堺東から竹内道を東に向かって歩くと、やがて榎で2本の道に分かれます。左に行くと竹之内街道、そして右に行くと西高野街道です。今回は右に行きましょう。
もともと「高野街道」というのは、京都や大阪から高野山におまいりに向かう街道のことです。高野山は、平安時代に空海というお坊さんが中国で仏教を学んで日本にもどりひらいた真言宗の山なんです。もどるとちゅうの船から独鈷杵という仏さまの持つ武器を日本に向かって投げ、それがとどいたところが高野山だったということです。
高野街道にはいくつかあるのですが、堺市内を通っているのはこの「西高野街道」だけです。この街道は、平安時代(794~1192年)の後半から鎌倉時代(1192~1333年)のはじめごろに、高野山にお参りする道としてさかんに使われていました。
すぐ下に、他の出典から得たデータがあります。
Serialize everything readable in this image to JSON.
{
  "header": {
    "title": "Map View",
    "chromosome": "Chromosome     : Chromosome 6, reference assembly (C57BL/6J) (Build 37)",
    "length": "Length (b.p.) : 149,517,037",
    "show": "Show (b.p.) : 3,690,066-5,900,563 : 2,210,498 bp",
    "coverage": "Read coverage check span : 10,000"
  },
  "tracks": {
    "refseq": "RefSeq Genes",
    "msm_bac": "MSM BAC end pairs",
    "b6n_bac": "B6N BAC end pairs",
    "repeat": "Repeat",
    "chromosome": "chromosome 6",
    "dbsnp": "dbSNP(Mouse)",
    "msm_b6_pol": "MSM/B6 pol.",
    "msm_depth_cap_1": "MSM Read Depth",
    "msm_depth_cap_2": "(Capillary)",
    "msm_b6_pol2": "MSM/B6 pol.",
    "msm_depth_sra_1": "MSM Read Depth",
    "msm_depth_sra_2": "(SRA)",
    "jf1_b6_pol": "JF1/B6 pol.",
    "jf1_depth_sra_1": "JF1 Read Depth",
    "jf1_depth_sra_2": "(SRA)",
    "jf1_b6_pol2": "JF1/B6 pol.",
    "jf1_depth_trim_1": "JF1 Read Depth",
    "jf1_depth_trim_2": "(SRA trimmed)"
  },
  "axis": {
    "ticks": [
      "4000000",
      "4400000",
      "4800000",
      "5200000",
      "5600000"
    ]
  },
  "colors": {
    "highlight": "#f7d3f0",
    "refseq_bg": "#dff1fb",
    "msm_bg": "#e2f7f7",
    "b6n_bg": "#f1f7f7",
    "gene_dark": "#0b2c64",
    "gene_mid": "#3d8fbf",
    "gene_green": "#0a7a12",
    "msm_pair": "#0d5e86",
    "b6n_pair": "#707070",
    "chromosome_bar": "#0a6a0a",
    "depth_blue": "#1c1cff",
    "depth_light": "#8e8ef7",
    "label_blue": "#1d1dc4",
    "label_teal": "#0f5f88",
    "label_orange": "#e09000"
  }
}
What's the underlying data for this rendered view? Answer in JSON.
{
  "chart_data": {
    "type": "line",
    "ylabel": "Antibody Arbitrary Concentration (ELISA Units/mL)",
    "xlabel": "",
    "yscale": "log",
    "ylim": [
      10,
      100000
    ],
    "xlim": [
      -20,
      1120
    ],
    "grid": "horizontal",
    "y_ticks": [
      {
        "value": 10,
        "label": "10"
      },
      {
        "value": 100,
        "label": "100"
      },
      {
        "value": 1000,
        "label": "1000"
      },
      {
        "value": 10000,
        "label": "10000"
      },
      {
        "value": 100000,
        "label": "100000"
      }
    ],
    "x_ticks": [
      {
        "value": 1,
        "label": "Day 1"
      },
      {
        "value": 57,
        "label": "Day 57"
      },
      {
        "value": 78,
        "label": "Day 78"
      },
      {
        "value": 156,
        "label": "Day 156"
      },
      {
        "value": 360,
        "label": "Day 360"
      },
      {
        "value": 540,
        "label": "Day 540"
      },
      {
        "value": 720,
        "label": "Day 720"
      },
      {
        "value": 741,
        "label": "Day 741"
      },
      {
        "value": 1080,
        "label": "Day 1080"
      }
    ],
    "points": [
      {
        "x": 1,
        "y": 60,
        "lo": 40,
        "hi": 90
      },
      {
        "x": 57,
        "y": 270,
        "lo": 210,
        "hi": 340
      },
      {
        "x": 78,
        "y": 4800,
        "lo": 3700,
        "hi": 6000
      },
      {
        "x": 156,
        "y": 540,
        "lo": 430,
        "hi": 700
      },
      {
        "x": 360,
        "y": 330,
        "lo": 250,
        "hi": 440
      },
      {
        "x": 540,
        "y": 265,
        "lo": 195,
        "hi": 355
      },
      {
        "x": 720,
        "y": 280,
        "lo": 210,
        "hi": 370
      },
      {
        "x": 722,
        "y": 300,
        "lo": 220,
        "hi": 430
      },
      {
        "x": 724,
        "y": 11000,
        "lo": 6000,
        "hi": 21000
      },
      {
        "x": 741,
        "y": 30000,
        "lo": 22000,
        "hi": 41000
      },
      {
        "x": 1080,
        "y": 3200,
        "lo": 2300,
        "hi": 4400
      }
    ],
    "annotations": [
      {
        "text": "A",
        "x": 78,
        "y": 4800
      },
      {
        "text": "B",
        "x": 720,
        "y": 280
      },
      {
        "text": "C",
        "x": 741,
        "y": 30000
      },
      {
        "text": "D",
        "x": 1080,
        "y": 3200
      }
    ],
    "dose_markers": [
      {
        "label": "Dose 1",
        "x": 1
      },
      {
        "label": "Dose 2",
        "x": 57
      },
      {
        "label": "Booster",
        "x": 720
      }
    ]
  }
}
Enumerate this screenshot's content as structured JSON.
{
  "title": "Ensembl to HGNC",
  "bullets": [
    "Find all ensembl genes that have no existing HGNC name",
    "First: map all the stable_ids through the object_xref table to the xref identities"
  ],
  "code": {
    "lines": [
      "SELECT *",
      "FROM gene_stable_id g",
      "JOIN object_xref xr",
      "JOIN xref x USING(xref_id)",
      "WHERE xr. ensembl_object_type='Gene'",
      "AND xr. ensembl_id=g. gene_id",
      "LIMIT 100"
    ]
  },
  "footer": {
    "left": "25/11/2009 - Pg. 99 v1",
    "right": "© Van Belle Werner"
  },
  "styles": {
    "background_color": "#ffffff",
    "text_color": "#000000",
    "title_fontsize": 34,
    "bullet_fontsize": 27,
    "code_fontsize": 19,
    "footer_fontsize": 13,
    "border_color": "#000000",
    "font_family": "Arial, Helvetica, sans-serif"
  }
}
また室町時代(1336~)から江戸時代(~1868年)ごろには、堺と高野山とをむすんで物を運ぶ道だったようです。
この西高野街道は、一時、国道310号線といっしょになりますが、その後中百舌鳥町の中を通っています。というより、この道をはさむように中百舌鳥の町ができていったのでしょう。ほぼこの道と並行するように国道310号線がつけられています。そして、とちゅうで高野街道といっしょになり、河内長野市で東高野街道とさらにいっしょになって、「高野女人堂」に向かいます。榎で竹之内街道と分かれることを先に書きましたが、その少し西よりには、「高野山女人堂十三里」とほられた十三里石の町石が立っています。まさにその通りなんですね。1里はおよそ4キロメートルですから52キロメートルほどの道のりなんですね。
昔の人は、歩いて目的地まで行くしかありませんでした。それだけこのような街道は重要な道だったのです。